Actueel
Fiscaal
Gepubliceerd op 31 oktober 2019

Geen negatief loon: schuld niet vorderbaar en inbaar

Heeft het UWV een vordering op een iemand, bijvoorbeeld vanwege te veel betaalde uitkeringsbedragen, dan kan diegene de vordering in zijn aangifte opgeven als negatief loon. Voorwaarde is wel dat het verschuldigde bedrag vorderbaar en inbaar is.

Een vrouw werkt vóór 2015 als taxi-chauffeuse in het ziekenvervoer. Zij is voor een deel arbeidsongeschikt verklaard en ontvangt daarom van 2005 tot en met 2014 een WAO-uitkering.

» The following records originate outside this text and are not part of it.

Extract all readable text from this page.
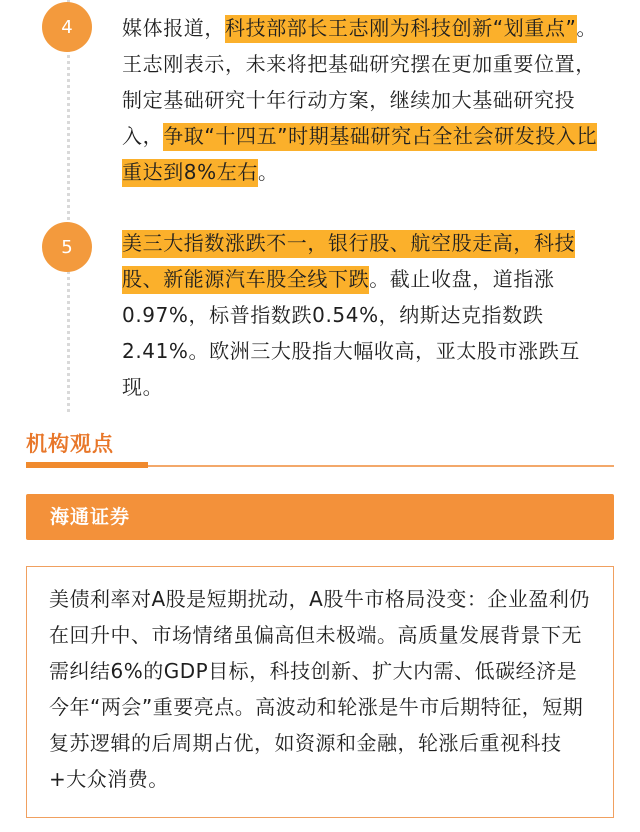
4 媒体报道，科技部部长王志刚为科技创新“划重点”。王志刚表示，未来将把基础研究摆在更加重要位置，制定基础研究十年行动方案，继续加大基础研究投入，争取“十四五”时期基础研究占全社会研发投入比重达到8%左右。
5 美三大指数涨跌不一，银行股、航空股走高，科技股、新能源汽车股全线下跌。截止收盘，道指涨0.97%，标普指数跌0.54%，纳斯达克指数跌2.41%。欧洲三大股指大幅收高，亚太股市涨跌互现。
机构观点
海通证券
美债利率对A股是短期扰动，A股牛市格局没变：企业盈利仍在回升中、市场情绪虽偏高但未极端。高质量发展背景下无需纠结6%的GDP目标，科技创新、扩大内需、低碳经济是今年“两会”重要亮点。高波动和轮涨是牛市后期特征，短期复苏逻辑的后周期占优，如资源和金融，轮涨后重视科技+大众消费。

Op 26 november 2014 meldt het UWV aan de vrouw dat zij misschien een te hoog bedrag aan WAO-uitkering heeft ontvangen en het te veel ontvangen bedrag moet terugbetalen. In het eerste kwartaal van 2016 krijgt de vrouw te horen dat zij ruim € 18.000 moet terugbetalen. In de correspondentie stelt het UWV ook vast dat de vrouw voorlopig dit bedrag niet (gedeeltelijk) kan terugbetalen. De vrouw geeft haar schuld aan het UWV in haar aangifte inkomstenbelasting 2015 op als negatief loon.

Zowel de fiscus als de Hof Den Bosch meent dat de vordering van het UWV op de vrouw geen negatief loon vormt. De vordering is niet in 2015 betaald, verrekend of rentedragend geworden. De vordering kan in dat geval alleen negatief loon zijn, als zij vorderbaar en inbaar was. Het hof redeneert dat een bedrag vorderbaar is, als een recht op dadelijke betaling bestaat zodat het betreffende bedrag met succes in rechte valt te vorderen. Het bedrag is inbaar, als de schuldenaar direct kan betalen als de schuldeiser daarom verzoekt.

Gezien de financiële problemen van de vrouw kon het UWV in 2015 zijn vordering niet vorderen of innen. De vrouw mag dus haar schuld aan het UWV niet opgeven als negatief loon over het jaar 2015.

Bron: Hof Den Bosch 8-08-2019 (publ. 30-10-2019)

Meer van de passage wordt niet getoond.